First: document the find

Before thinking about value, take clear photos, record the general area, note the material it came from and keep the concentrate or specimen separate. Good notes help you learn whether the spot is repeatable or just a lucky speck.

Weigh it carefully

Small placer gold is easy to overestimate. Dry the material, remove obvious black sand, then use a small scale with enough precision for flakes and pickers. For display or curiosity, vials and labelled containers are often more useful than trying to value every speck.

Weigh

Use a precise scale and dry material first.

Check

Use a loupe and simple field ID tests.

Keep

Many hobby finds are worth more as memories.
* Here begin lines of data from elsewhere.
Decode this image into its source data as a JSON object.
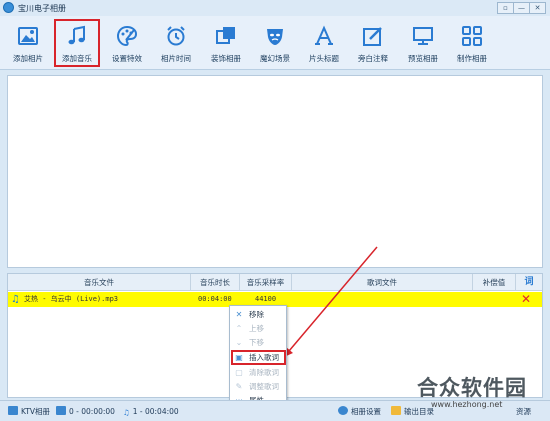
{
  "window": {
    "title": "宝川电子相册",
    "controls": [
      "▫",
      "—",
      "✕"
    ]
  },
  "toolbar": {
    "items": [
      {
        "label": "添加相片",
        "icon": "add-photo-icon",
        "active": false
      },
      {
        "label": "添加音乐",
        "icon": "music-note-icon",
        "active": true
      },
      {
        "label": "设置特效",
        "icon": "palette-icon",
        "active": false
      },
      {
        "label": "相片时间",
        "icon": "alarm-clock-icon",
        "active": false
      },
      {
        "label": "装饰相册",
        "icon": "decorate-icon",
        "active": false
      },
      {
        "label": "魔幻场景",
        "icon": "mask-icon",
        "active": false
      },
      {
        "label": "片头标题",
        "icon": "title-a-icon",
        "active": false
      },
      {
        "label": "旁白注释",
        "icon": "edit-note-icon",
        "active": false
      },
      {
        "label": "预览相册",
        "icon": "monitor-icon",
        "active": false
      },
      {
        "label": "制作相册",
        "icon": "grid-icon",
        "active": false
      }
    ],
    "accent": "#2a7bd2",
    "active_border": "#d8242b"
  },
  "music_table": {
    "columns": [
      "音乐文件",
      "音乐时长",
      "音乐采样率",
      "歌词文件",
      "补偿值",
      "词"
    ],
    "rows": [
      {
        "file": "艾热 - 乌云中 (Live).mp3",
        "duration": "00:04:00",
        "sample_rate": "44100",
        "lyrics": "",
        "offset": "",
        "delete": "✕"
      }
    ],
    "row_highlight": "#fffb00"
  },
  "context_menu": {
    "items": [
      {
        "label": "移除",
        "icon": "✕",
        "enabled": true
      },
      {
        "label": "上移",
        "icon": "⌃",
        "enabled": false
      },
      {
        "label": "下移",
        "icon": "⌄",
        "enabled": false
      },
      {
        "label": "插入歌词",
        "icon": "▣",
        "enabled": true,
        "highlighted": true
      },
      {
        "label": "清除歌词",
        "icon": "▢",
        "enabled": false
      },
      {
        "label": "调整歌词",
        "icon": "✎",
        "enabled": false
      },
      {
        "label": "属性",
        "icon": "···",
        "enabled": true
      }
    ]
  },
  "statusbar": {
    "ktv": "KTV相册",
    "photos": "0 - 00:00:00",
    "music": "1 - 00:04:00",
    "settings": "相册设置",
    "output": "输出目录",
    "resources": "资源"
  },
  "watermark": {
    "logo": "合众软件园",
    "url": "www.hezhong.net"
  }
}
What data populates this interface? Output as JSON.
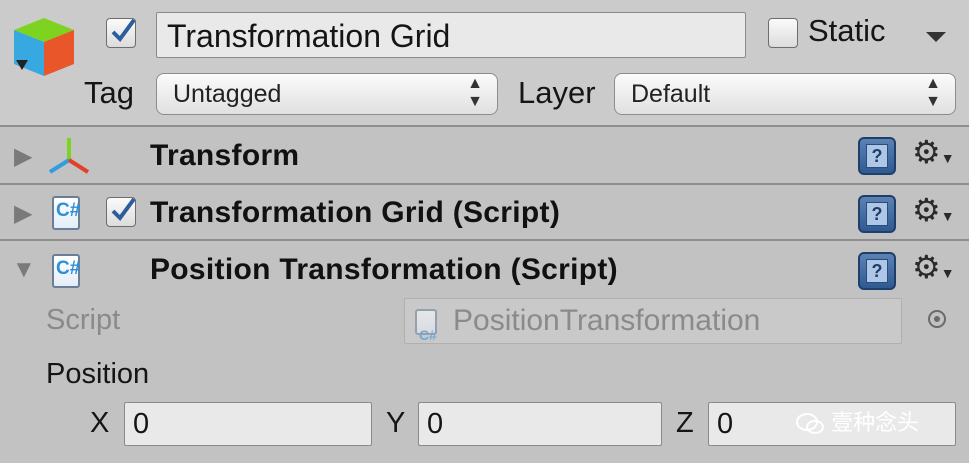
{
  "header": {
    "active": true,
    "name_value": "Transformation Grid",
    "static_label": "Static",
    "static_checked": false,
    "tag_label": "Tag",
    "tag_value": "Untagged",
    "layer_label": "Layer",
    "layer_value": "Default"
  },
  "components": [
    {
      "title": "Transform",
      "expanded": false,
      "icon": "transform-axes-icon"
    },
    {
      "title": "Transformation Grid (Script)",
      "expanded": false,
      "enabled": true,
      "icon": "csharp-script-icon"
    },
    {
      "title": "Position Transformation (Script)",
      "expanded": true,
      "icon": "csharp-script-icon"
    }
  ],
  "position_transformation": {
    "script_label": "Script",
    "script_value": "PositionTransformation",
    "position_label": "Position",
    "x_label": "X",
    "x_value": "0",
    "y_label": "Y",
    "y_value": "0",
    "z_label": "Z",
    "z_value": "0"
  },
  "watermark": "壹种念头",
  "colors": {
    "panel": "#c2c2c2",
    "header": "#cbcbcb",
    "field": "#e9e9e9",
    "check_blue": "#2c5d9c"
  }
}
Testing before assuming value

Gold colour alone is not proof. Beginners commonly confuse mica, pyrite, brass fragments and sulphides for gold. Use non-destructive checks first, and if a specimen may be valuable, use a reputable assay or jeweller rather than guessing.

Selling or keeping

For most recreational finds, keeping a labelled vial is the cleanest path. If you research selling, compare local jewellers, refiners, bullion dealers and assay options as third-party services. Paystreak does not buy gold or recommend a sale decision.

Before your next trip, check access, land status, waterway restrictions and current local notices through official sources. Paystreak maps are planning aids, not permission.